Bug ou l'un des films les plus radicaux de William Friedkin.... Imaginez un motel ultra miteux au milieu de nulle part. Une jeune femme seule et triste, vivant dans une minuscule chambre décrépite et crasseuse après avoir perdu son enfant de 10 ans dans des circonstances mystérieuses. Une amie fidèle qui trimballe son corps de déesse dans ce décor glauque. Un ex-boyfriend qui vient de sortir de prison, harceleur et adepte de la correction musclée. Un énigmatique vétéran de la guerre en Syrie, contaminé par un mal inconnu. Le cadre et les personnages sont plantés, il ne reste plus qu'à dynamiter le tout en y injectant une bonne dose de dépressions, d'obsessions morbides, de pulsions destructrices et de chaos primitifs. Et à ce petit jeu, William Friedkin reste le Maître incontesté.
Adapté d'une pièce de théâtre à succès et tourné en une vingtaine de jours avec une petite équipe et des acteurs ultra impliqués, Bug tranche radicalement avec les grosses machines hollywoodiennes précédemment confiées au réalisateur oscarisé. Ici, pas de stars capricieuses, d'exécutifs manipulateurs ou de planning oppressant. Friedkin est totalement libre, focalisant ainsi son énergie sur la conception de l’œuvre. Et quelle énergie !
Autant l'annoncer d'emblée, Bug est un film traumatisant. Et pour apprécier le métrage ultra paranoïaque et vivre l'impact de sa découverte avec intensité, il est fortement conseillé d'en savoir le moins possible à son sujet et de recevoir le film en pleine tête, sans sommation aucune. Dès le premier plan, une sublime vue aérienne plongeant lentement vers le motel (lieu principal de l'action), Friedkin prouve une nouvelle fois sa maestria visuelle. Rappelant à la fois l'ouverture du Sang Du Châtiment et celle de Traqué, cette scène, parasitée par une sonnerie de téléphone inquiétante, donne immédiatement le la en matière de paranoïa larvée. Qui se cache derrière ces mystérieux appels ? Pourquoi cette insistance ?... Les questions assaillant le personnage campé par Ashley Judd (qui démontre ici combien elle est une actrice géniale) sont les mêmes que les nôtres et Friedkin, en à peine quelques secondes, enclenche avec brio le sacrosaint processus d'identification, si laborieux à mettre en place chez les réalisateurs les moins talentueux.

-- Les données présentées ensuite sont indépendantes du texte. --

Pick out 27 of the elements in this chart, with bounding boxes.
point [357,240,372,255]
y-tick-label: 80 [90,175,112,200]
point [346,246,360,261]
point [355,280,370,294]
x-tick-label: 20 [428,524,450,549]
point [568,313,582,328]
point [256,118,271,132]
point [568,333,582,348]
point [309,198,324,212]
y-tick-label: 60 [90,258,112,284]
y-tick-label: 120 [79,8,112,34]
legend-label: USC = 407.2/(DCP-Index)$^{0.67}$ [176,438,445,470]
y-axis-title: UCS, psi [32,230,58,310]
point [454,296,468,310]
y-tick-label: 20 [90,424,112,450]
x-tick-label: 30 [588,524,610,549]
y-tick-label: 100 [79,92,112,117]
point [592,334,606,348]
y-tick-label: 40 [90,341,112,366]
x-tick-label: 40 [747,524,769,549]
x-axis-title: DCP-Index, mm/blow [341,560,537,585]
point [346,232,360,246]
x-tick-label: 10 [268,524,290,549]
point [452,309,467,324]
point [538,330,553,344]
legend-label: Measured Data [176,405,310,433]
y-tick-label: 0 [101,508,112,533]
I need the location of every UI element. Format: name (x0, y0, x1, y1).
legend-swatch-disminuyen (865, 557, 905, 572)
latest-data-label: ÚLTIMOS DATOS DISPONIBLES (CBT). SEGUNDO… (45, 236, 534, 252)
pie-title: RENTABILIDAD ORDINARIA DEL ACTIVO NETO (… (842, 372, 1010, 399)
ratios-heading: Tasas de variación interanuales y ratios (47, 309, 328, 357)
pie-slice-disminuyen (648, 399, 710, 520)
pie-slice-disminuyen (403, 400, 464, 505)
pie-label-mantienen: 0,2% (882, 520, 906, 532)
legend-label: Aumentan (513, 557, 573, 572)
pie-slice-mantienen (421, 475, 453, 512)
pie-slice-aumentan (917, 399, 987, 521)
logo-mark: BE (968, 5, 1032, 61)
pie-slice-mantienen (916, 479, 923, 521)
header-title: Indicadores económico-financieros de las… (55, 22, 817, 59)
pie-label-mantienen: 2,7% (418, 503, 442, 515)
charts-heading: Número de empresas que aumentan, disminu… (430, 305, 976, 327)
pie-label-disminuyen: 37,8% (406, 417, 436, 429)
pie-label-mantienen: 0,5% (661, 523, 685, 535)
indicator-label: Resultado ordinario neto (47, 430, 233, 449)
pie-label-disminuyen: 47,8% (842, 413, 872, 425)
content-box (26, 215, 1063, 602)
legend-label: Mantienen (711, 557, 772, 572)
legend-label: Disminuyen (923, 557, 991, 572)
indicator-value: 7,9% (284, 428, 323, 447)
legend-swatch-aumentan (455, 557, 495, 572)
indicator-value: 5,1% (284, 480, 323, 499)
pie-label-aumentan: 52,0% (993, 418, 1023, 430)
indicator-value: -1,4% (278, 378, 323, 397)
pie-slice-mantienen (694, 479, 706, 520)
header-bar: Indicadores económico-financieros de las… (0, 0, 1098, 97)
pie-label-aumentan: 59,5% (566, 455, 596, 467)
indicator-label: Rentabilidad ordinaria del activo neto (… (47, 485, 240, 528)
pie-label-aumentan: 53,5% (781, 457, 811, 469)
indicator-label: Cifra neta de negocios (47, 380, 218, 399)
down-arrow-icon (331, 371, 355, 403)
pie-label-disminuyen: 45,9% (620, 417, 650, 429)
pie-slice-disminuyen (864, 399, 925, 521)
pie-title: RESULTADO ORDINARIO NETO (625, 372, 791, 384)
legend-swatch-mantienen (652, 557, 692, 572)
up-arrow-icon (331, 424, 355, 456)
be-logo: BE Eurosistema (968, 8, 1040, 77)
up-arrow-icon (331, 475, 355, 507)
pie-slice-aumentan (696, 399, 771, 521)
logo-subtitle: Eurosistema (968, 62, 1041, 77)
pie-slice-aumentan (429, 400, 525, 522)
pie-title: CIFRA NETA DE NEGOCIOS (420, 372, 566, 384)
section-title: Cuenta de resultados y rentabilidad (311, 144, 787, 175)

En une poignée de plans, nous devinons tout, ou presque, du personnage incarné par Ashley Judd, ici parfaitement naturelle, sans une once de maquillage, les traits tirés, les cheveux sales et qui n'a pourtant jamais été aussi belle à l'écran, magnifiée à chaque instant par le regard passionné de Friedkin. Le calme avant la tempête suite à l'irruption de Michael Shannon, lui aussi baigné par la grâce, campant un personnage inquiétant et bienveillant à la fois. Entre Agnes et Peter, leurs personnages, chaque dialogue, chaque regard, chaque face-à-face est filmé comme une véritable séquence d'action, servie par une mise en scène constamment inventive et éclectique. Friedkin s'éclate à filmer ce duo d'acteurs formidables, ça se voit, et ces procédés habituels (zooms brutaux et autres cadrages bruts) sont mis ici au service d'une histoire sordide de folie contagieuse. L'hystérie des situations atteint ainsi la même puissance et la même explosivité que les célèbres et inoubliables poursuites automobiles de French Connection et de Police Fédérale Los Angeles. En un simple mouvement de caméra ou inclinaison de cadre, Friedkin parvient à rendre spectaculaires des échanges verbaux qui, chez un autre metteur en scène, auraient pu être d'une platitude lénifiante.
Bug regorge ainsi de scènes cultes mixées à une forme d'absurdité kafkaïenne omniprésente. Une expérience sensorielle qui se doit d'être vécue jusqu'à l'ultime seconde de son générique et qui offre au métrage une inventivité et une radicalité jusqu'au-boutistes extrêmement rares. Un bijou de film.